Vascular events including cardiac and cerebral ischemic events and peripheral arterial occlusive disease have become serious clinical problems for patients receiving BCR-ABL TKIs (particularly ponatinib and nilotinib) [2, 14]. The rates of vascular adverse events in clinical trials considerably varied because the trials were not designed to assess at this point, and vascular risk factors were not properly assessed at pre- and post-treatment. After a 2-year observation period, the percentage of patients with CML developing vascular adverse events during nilotinib was reported 1–29% [15]. The mechanisms underlying the vascular toxicity of BCR-ABL TKIs remain unclear. Several clinical studies have suggested that nilotinib is associated with hyperglycemia and hypercholesterolemia [16], the major risk factors for the occurrence of atherosclerosis. In in vitro experiments, nilotinib has marked effects on vascular endothelial cells, including the induction of interleukin-1β and adhesion molecule production in association with downregulation of miR-3121-3p expression in endothelial cells [17]. Thus, nilotinib may directly affect endothelial dysfunction, resulting in ischemic vascular adverse events, such as coronary artery spasm and atherosclerotic events.

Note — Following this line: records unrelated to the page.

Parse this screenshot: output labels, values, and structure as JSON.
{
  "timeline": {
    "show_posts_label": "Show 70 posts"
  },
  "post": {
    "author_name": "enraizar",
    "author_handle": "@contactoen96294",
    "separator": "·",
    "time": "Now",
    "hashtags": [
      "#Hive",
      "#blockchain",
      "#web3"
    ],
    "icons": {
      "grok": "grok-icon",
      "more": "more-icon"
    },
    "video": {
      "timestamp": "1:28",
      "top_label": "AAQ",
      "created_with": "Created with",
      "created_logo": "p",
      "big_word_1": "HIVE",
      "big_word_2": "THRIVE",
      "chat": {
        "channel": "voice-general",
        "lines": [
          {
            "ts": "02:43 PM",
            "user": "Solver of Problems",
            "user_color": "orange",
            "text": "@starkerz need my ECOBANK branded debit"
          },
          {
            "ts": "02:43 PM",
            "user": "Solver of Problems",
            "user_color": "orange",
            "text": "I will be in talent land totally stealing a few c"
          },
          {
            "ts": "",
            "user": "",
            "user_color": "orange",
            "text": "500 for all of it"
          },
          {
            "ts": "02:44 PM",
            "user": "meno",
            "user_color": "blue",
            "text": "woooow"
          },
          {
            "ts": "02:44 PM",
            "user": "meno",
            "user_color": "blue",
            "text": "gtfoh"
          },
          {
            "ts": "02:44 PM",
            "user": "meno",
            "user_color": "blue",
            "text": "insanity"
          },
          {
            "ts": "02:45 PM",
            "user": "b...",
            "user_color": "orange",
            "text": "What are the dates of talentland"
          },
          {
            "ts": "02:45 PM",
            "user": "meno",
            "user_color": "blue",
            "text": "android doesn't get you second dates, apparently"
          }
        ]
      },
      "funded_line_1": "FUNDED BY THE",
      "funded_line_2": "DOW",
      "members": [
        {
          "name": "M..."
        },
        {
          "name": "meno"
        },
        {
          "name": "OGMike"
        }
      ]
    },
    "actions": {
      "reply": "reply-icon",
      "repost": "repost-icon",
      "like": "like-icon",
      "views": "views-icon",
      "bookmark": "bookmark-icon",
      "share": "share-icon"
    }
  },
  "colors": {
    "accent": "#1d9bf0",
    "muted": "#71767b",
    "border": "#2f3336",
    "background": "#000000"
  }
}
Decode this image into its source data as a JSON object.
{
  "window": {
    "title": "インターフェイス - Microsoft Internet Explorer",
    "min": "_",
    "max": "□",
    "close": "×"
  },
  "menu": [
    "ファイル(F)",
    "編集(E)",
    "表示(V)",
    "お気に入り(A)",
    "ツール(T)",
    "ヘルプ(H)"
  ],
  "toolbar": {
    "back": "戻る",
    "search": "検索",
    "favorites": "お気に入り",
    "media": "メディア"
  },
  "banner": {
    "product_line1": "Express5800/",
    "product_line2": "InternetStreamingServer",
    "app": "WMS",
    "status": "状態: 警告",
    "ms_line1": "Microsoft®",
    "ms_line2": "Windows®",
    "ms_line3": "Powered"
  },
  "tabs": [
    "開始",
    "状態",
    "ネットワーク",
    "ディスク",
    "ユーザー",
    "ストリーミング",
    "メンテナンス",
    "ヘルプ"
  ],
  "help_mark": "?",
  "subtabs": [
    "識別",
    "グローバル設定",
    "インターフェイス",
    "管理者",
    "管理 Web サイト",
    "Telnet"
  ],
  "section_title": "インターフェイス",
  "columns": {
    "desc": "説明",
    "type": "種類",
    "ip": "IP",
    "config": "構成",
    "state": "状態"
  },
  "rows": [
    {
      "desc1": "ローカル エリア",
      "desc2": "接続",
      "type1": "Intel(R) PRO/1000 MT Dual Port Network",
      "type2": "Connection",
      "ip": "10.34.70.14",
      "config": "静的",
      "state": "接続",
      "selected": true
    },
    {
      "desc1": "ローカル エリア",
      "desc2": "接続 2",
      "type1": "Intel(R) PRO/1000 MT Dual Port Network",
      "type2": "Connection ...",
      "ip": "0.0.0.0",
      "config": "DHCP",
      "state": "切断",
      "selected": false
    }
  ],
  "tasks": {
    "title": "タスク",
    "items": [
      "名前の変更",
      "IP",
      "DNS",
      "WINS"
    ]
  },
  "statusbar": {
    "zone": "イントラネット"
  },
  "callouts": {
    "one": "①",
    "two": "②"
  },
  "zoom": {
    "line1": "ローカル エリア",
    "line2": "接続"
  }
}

Due to the high frequency of adverse vascular events associated with BCR-ABL TKIs, patients with CML considered to be at high risk based on comorbidities or TKI selection should be carefully monitored.

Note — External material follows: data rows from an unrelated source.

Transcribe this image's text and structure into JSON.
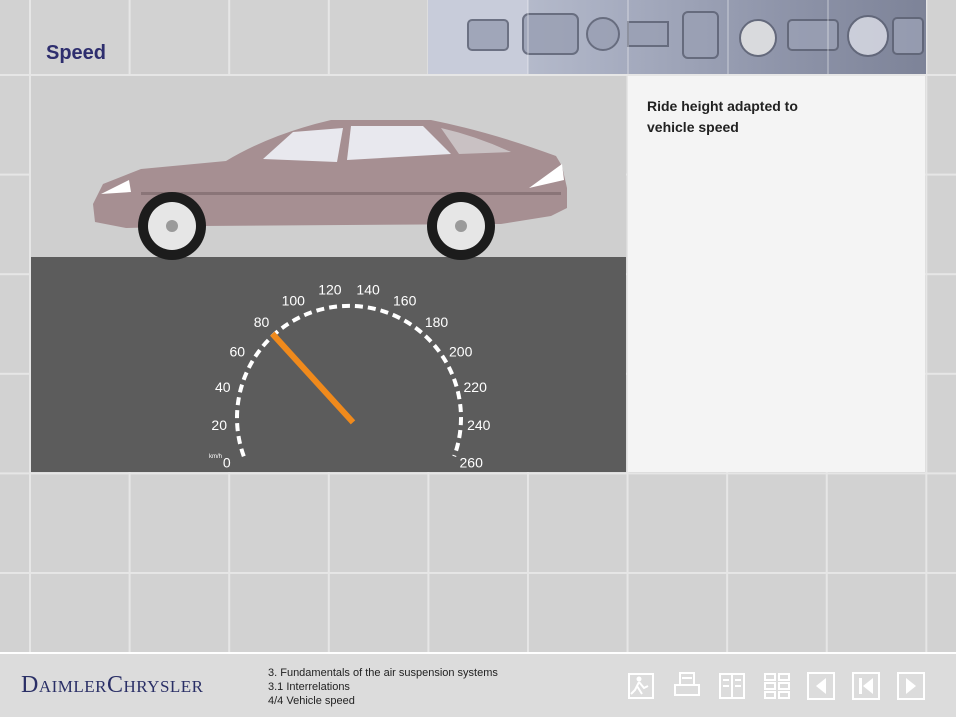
{
  "page": {
    "title": "Speed"
  },
  "info_panel": {
    "text": "Ride height adapted to vehicle speed"
  },
  "speedometer": {
    "unit": "km/h",
    "tick_labels": [
      "0",
      "20",
      "40",
      "60",
      "80",
      "100",
      "120",
      "140",
      "160",
      "180",
      "200",
      "220",
      "240",
      "260"
    ],
    "current_speed": 80,
    "needle_color": "#f08a1c"
  },
  "footer": {
    "logo": "DaimlerChrysler",
    "breadcrumb": [
      "3. Fundamentals of the air suspension systems",
      "3.1 Interrelations",
      "4/4 Vehicle speed"
    ],
    "nav_icons": [
      "exit-icon",
      "print-icon",
      "glossary-icon",
      "contents-icon",
      "previous-icon",
      "first-page-icon",
      "next-icon"
    ]
  },
  "colors": {
    "title": "#2e2e6e",
    "car_body": "#a68f92",
    "road": "#5c5c5c",
    "background": "#d2d2d2"
  }
}
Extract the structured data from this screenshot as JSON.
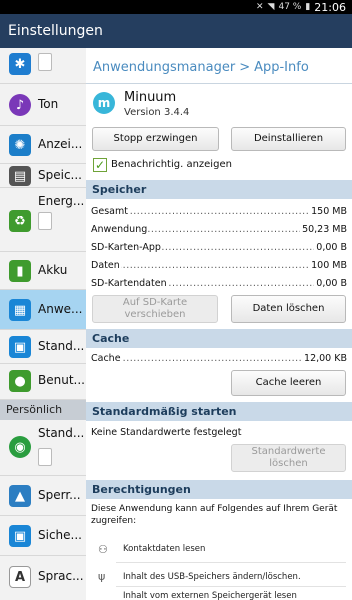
{
  "statusbar": {
    "battery": "47 %",
    "time": "21:06"
  },
  "titlebar": {
    "title": "Einstellungen"
  },
  "sidebar": {
    "items": [
      {
        "label": "",
        "icon": "bluetooth-icon",
        "color": "#1f7dd0",
        "glyph": "✱"
      },
      {
        "label": "Ton",
        "icon": "sound-icon",
        "color": "#7a38b8",
        "glyph": "♪"
      },
      {
        "label": "Anzei...",
        "icon": "display-icon",
        "color": "#1c7ec9",
        "glyph": "✺"
      },
      {
        "label": "Speic...",
        "icon": "storage-icon",
        "color": "#555555",
        "glyph": "▤"
      },
      {
        "label": "Energ...",
        "icon": "power-saving-icon",
        "color": "#3f9b2e",
        "glyph": "♻"
      },
      {
        "label": "Akku",
        "icon": "battery-icon",
        "color": "#3f9b2e",
        "glyph": "▮"
      },
      {
        "label": "Anwe...",
        "icon": "apps-icon",
        "color": "#1a86d6",
        "glyph": "▦"
      },
      {
        "label": "Stand...",
        "icon": "default-apps-icon",
        "color": "#1a86d6",
        "glyph": "▣"
      },
      {
        "label": "Benut...",
        "icon": "user-icon",
        "color": "#3f9b2e",
        "glyph": "●"
      },
      {
        "label": "Stand...",
        "icon": "location-icon",
        "color": "#2a9d3f",
        "glyph": "◉"
      },
      {
        "label": "Sperr...",
        "icon": "lockscreen-icon",
        "color": "#2c7ec2",
        "glyph": "▲"
      },
      {
        "label": "Siche...",
        "icon": "security-icon",
        "color": "#1a86d6",
        "glyph": "🔒"
      },
      {
        "label": "Sprac...",
        "icon": "language-icon",
        "color": "#555555",
        "glyph": "A"
      }
    ],
    "section_personal": "Persönlich"
  },
  "main": {
    "breadcrumb_parent": "Anwendungsmanager",
    "breadcrumb_sep": ">",
    "breadcrumb_current": "App-Info",
    "app_name": "Minuum",
    "app_version": "Version 3.4.4",
    "app_icon_letter": "m",
    "force_stop_label": "Stopp erzwingen",
    "uninstall_label": "Deinstallieren",
    "notifications_label": "Benachrichtig. anzeigen",
    "notifications_checked": true,
    "storage": {
      "header": "Speicher",
      "rows": [
        {
          "label": "Gesamt",
          "value": "150 MB"
        },
        {
          "label": "Anwendung",
          "value": "50,23 MB"
        },
        {
          "label": "SD-Karten-App",
          "value": "0,00 B"
        },
        {
          "label": "Daten",
          "value": "100 MB"
        },
        {
          "label": "SD-Kartendaten",
          "value": "0,00 B"
        }
      ],
      "move_to_sd_label": "Auf SD-Karte verschieben",
      "clear_data_label": "Daten löschen"
    },
    "cache": {
      "header": "Cache",
      "label": "Cache",
      "value": "12,00 KB",
      "clear_cache_label": "Cache leeren"
    },
    "defaults": {
      "header": "Standardmäßig starten",
      "none_text": "Keine Standardwerte festgelegt",
      "clear_defaults_label": "Standardwerte löschen"
    },
    "permissions": {
      "header": "Berechtigungen",
      "intro": "Diese Anwendung kann auf Folgendes auf Ihrem Gerät zugreifen:",
      "items": [
        {
          "icon": "contacts-icon",
          "text": "Kontaktdaten lesen"
        },
        {
          "icon": "usb-icon",
          "text": "Inhalt des USB-Speichers ändern/löschen."
        },
        {
          "icon": "usb-icon",
          "text": "Inhalt vom externen Speichergerät lesen"
        }
      ]
    }
  }
}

Coronary artery spasm due to fluoropyrimidines such as 5-fluorouracil (5-FU) and its oral form, capecitabine, is well recognized by oncologists and cardiologists [18]. The incidence of myocardial ischemia considerably varies and may be as high as 10%, depending on the dose, scheduling, and way of administration [19]. The median time from 5-FU infusion to symptom onset has been reported to be 12 h, which can occur up to 1–2 days after injection [20]. Contrary to 5-FU, the development of coronary spasm seems to require a long time due to BCR-ABL TKI administration. In the three previously reported cases of BCR-ABL TKI-induced spasm, including our case, the time from the administration to symptom onset has been reported to be 3–8 years [4] because of its different effects on the endothelium and vascular smooth muscle depending on the drugs; however, the details are still unknown.

Conclusions

In summary, this is a rare case of nilotinib-associated vasospastic angina confirmed by the ACh spasm provocation test. Cardiologists and hematologists should be vigilant for coronary artery spasm as a possible vascular adverse event caused by nilotinib. Careful long-term follow-up should be performed, especially in patients with CML with coronary risk factors.